Mi más reciente relectura del libro, que nunca he dejado de frecuentar, porque por u adhesión u oposición ha marcado muchos años de la poesía española, además de por mero placer, esa relectura, digo, me lleva a preferir hoy sus poemas decididamente más culturalistas, más radicalmente esteticistas, porque en ellos es donde la audacia y los resultados son mayores. Valgan composiciones como Mazurca en este día, Oda a Venecia ante el mar de los teatros, la ya consignada Cascabeles, Sombras en el Vittoriale, Invocación en Ginebra, Pequeño y triste petirrojo o Una sola nota musical para Halderlin.

Después vino otro libro bellísimo, La muerte de Beverly Hills, y luego otro, Extraña fruta y otros poemas. Después, Gimferrer tomó una decisión respetable, pero desgraciada para la poesía en castellano: escribir sus versos en catalán, donde lo ha hecho con la excelencia que le es propia. Después, también, Valente y Hierro y Gil de Biedma y Claudio Rodríguez (y Ángel González y Caballero Bonald) nos volvieron a parecer los buenos poetas que son y el culturalismo nos enseñó, en la pluma de los epígonos, su rostro tópico y estéril hasta la náusea.

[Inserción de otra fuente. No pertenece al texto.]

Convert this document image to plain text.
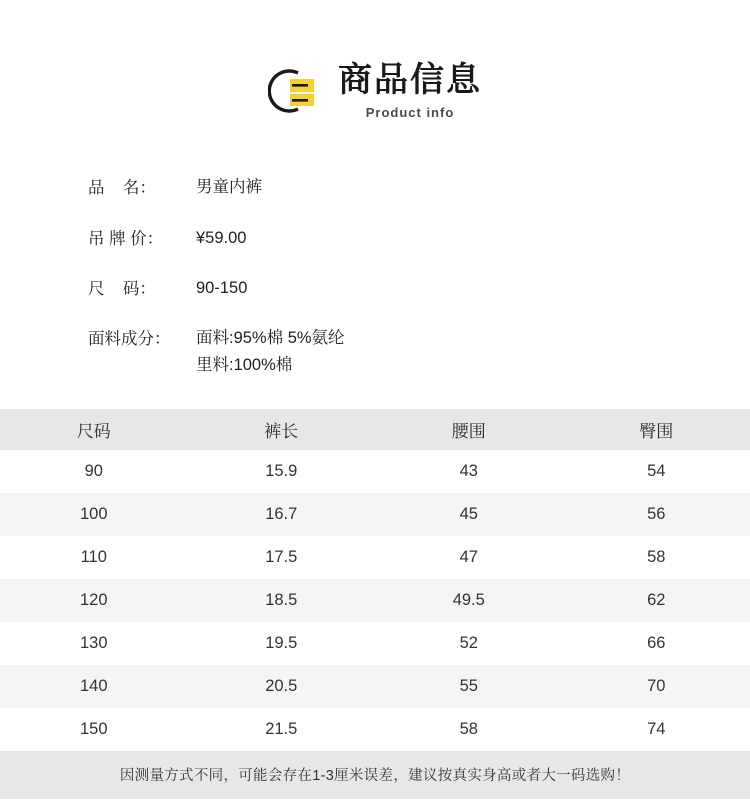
商品信息
Product info
品    名：	男童内裤
吊 牌 价：	¥59.00
尺    码：	90-150
面料成分：	面料:95%棉 5%氨纶
里料:100%棉
尺码	裤长	腰围	臀围
90	15.9	43	54
100	16.7	45	56
110	17.5	47	58
120	18.5	49.5	62
130	19.5	52	66
140	20.5	55	70
150	21.5	58	74
因测量方式不同，可能会存在1-3厘米误差，建议按真实身高或者大一码选购！
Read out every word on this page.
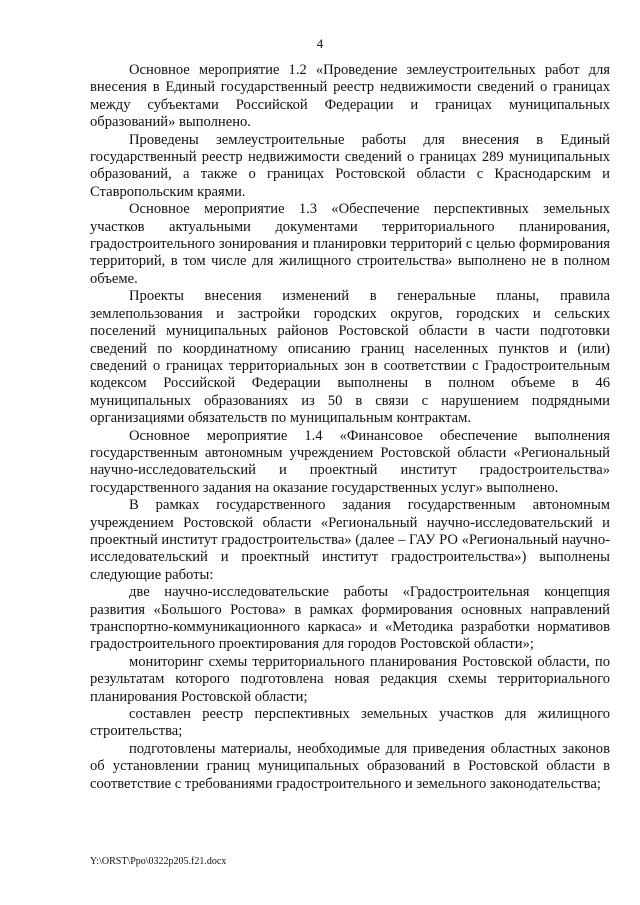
4

Основное мероприятие 1.2 «Проведение землеустроительных работ для внесения в Единый государственный реестр недвижимости сведений о границах между субъектами Российской Федерации и границах муниципальных образований» выполнено.

Проведены землеустроительные работы для внесения в Единый государственный реестр недвижимости сведений о границах 289 муниципальных образований, а также о границах Ростовской области с Краснодарским и Ставропольским краями.

Основное мероприятие 1.3 «Обеспечение перспективных земельных участков актуальными документами территориального планирования, градостроительного зонирования и планировки территорий с целью формирования территорий, в том числе для жилищного строительства» выполнено не в полном объеме.

Проекты внесения изменений в генеральные планы, правила землепользования и застройки городских округов, городских и сельских поселений муниципальных районов Ростовской области в части подготовки сведений по координатному описанию границ населенных пунктов и (или) сведений о границах территориальных зон в соответствии с Градостроительным кодексом Российской Федерации выполнены в полном объеме в 46 муниципальных образованиях из 50 в связи с нарушением подрядными организациями обязательств по муниципальным контрактам.

Основное мероприятие 1.4 «Финансовое обеспечение выполнения государственным автономным учреждением Ростовской области «Региональный научно-исследовательский и проектный институт градостроительства» государственного задания на оказание государственных услуг» выполнено.

В рамках государственного задания государственным автономным учреждением Ростовской области «Региональный научно-исследовательский и проектный институт градостроительства» (далее – ГАУ РО «Региональный научно-исследовательский и проектный институт градостроительства») выполнены следующие работы:

две научно-исследовательские работы «Градостроительная концепция развития «Большого Ростова» в рамках формирования основных направлений транспортно-коммуникационного каркаса» и «Методика разработки нормативов градостроительного проектирования для городов Ростовской области»;

мониторинг схемы территориального планирования Ростовской области, по результатам которого подготовлена новая редакция схемы территориального планирования Ростовской области;

составлен реестр перспективных земельных участков для жилищного строительства;

подготовлены материалы, необходимые для приведения областных законов об установлении границ муниципальных образований в Ростовской области в соответствие с требованиями градостроительного и земельного законодательства;

Y:\ORST\Ppo\0322p205.f21.docx
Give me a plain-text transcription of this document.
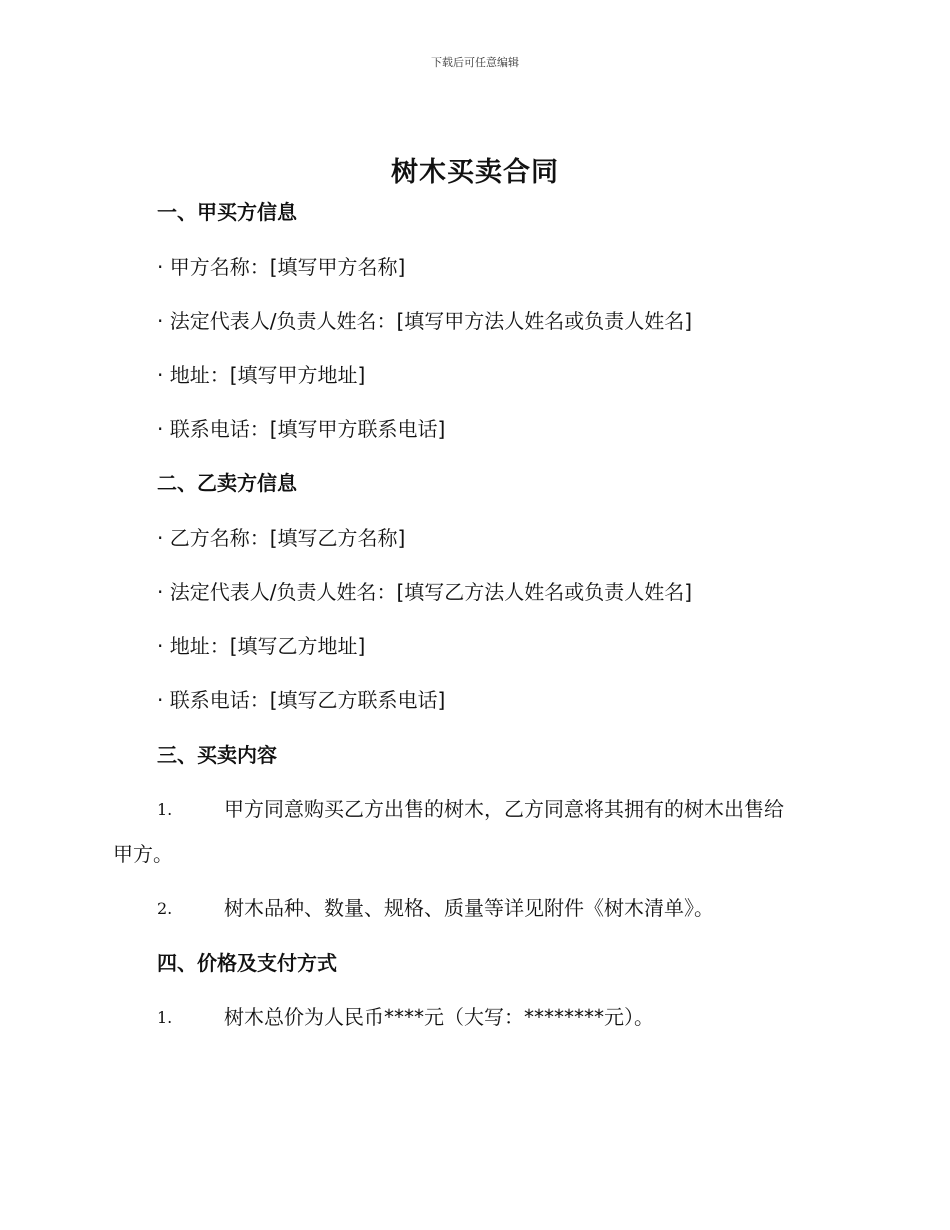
下载后可任意编辑
树木买卖合同
一、甲买方信息
· 甲方名称：[填写甲方名称]
· 法定代表人/负责人姓名：[填写甲方法人姓名或负责人姓名]
· 地址：[填写甲方地址]
· 联系电话：[填写甲方联系电话]
二、乙卖方信息
· 乙方名称：[填写乙方名称]
· 法定代表人/负责人姓名：[填写乙方法人姓名或负责人姓名]
· 地址：[填写乙方地址]
· 联系电话：[填写乙方联系电话]
三、买卖内容
1.	甲方同意购买乙方出售的树木，乙方同意将其拥有的树木出售给
甲方。
2.	树木品种、数量、规格、质量等详见附件《树木清单》。
四、价格及支付方式
1.	树木总价为人民币****元（大写：********元）。
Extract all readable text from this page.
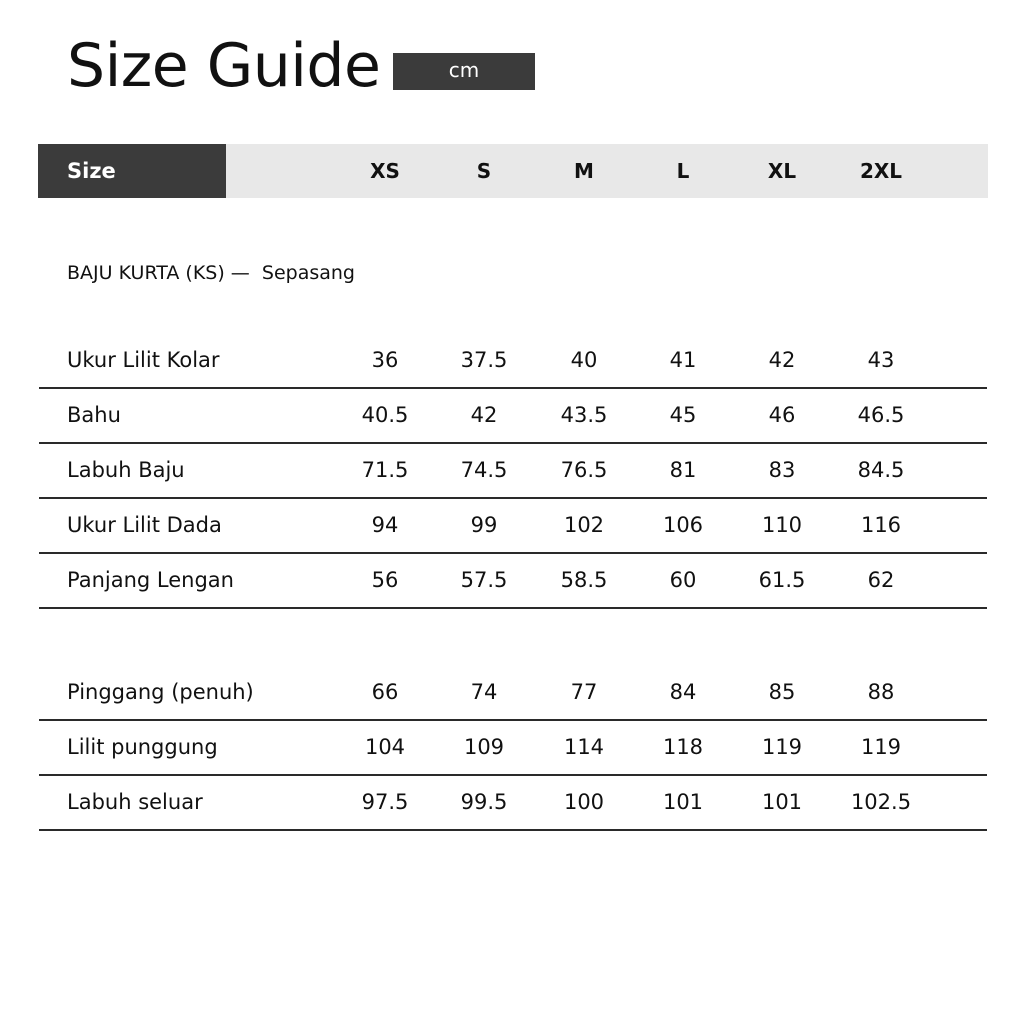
Size Guide	cm
Size	XS	S	M	L	XL	2XL
BAJU KURTA (KS) —  Sepasang
Ukur Lilit Kolar	36	37.5	40	41	42	43
Bahu	40.5	42	43.5	45	46	46.5
Labuh Baju	71.5	74.5	76.5	81	83	84.5
Ukur Lilit Dada	94	99	102	106	110	116
Panjang Lengan	56	57.5	58.5	60	61.5	62
Pinggang (penuh)	66	74	77	84	85	88
Lilit punggung	104	109	114	118	119	119
Labuh seluar	97.5	99.5	100	101	101	102.5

Pero la belleza de los mejores poemas de Arde el mar sigue estando donde estaba, y su insólita y segura combinación de elementos modernistas y componentes surrealizantes, pasada por la mejor poesía anglosajona, de este siglo, sigue siendo capaz de conmover al lector como conmueven los auténticos poetas, con la persuasión que confiere la creación de belleza verbal.

Hoy no es posible escribir al modo de Arde el mar. Los tiempos demandan otras maneras, otra concepción de la poesía, una poesía a la busca del lector, que le hable, sobre todo, de sus preocupaciones cotidianas y que, en todo caso, consiga comunicarle una doble experiencia, existencial y estética, que esté cifrada en las texturas del poema. Hoy la poesía no puede reflejarse en cámaras de espejos y ha de enganchar con el lector mediante un discurso que haga suyos los eternos recursos del lenguaje poético -el metro e incluso la rima- pero eso en modo alguno puede volverse en contra de los poetas auténticos. Más allá de las modas y las escuelas sólo la buena poesía permanece.